In pre-Kierkegaardian philosophy, philosophers believed that there were certain things innate about human beings which must be universally accepted in order to have a good life. Aristotle, for example, believed all human beings must value contemplation, eudaimonia, etc. They thought an ideal human essence is already determined before the birth of any particular human being.
In Kierkegaardian philosophy, "Existence precedes Essence" one is born into the universe, and then has the "task of becoming a true self" in the sense that, one has to deal with the boredom, despair, etc. of life, while choosing the values which are valuable in themselves.

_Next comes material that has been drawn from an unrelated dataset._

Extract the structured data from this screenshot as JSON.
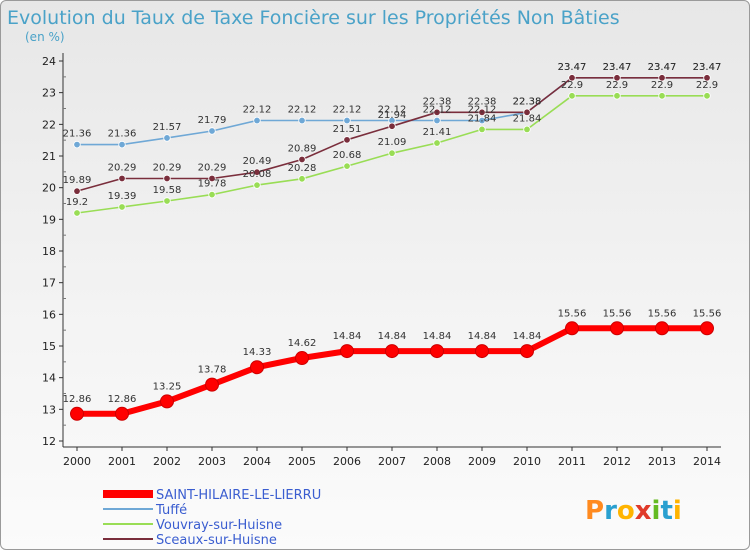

Kierkegaard does not follow Aristotle by saying "human beings must all value contemplation, eudamonia, etc". Personal identity is formed by finding the values "that is true for the individual self; the truth that he or she would live or die for." In that sense, salima is right in the second paragraph; a true self has to find and discover the values that apply for one's own self. However, Kierkegaard doesn't deny the existence of objective values, but one must appropriate those objective values subjectively. If one wants to value eudamonia or contemplation, that's great, as long as one values it because that's what one wants, and not what Aristotle says you ought to.
In post-Kierkegaardian philosophy, "Existence precedes Essence" as thought of by Sartre means one is first born into the universe and then one creates values, those created values being entirely groundless and arbitrary. For Sartre, the "true" self is precisely that which the individual constructs for oneself. Whereas Kierkegaard thinks that the particular values individuals adopt can be grounded on some objective truth or reason, Sartre thinks that truth is whatever one makes it out to be but sometimes people falter from creating themselves because they are denying their own freedom to create (what Kierkegaard called angst).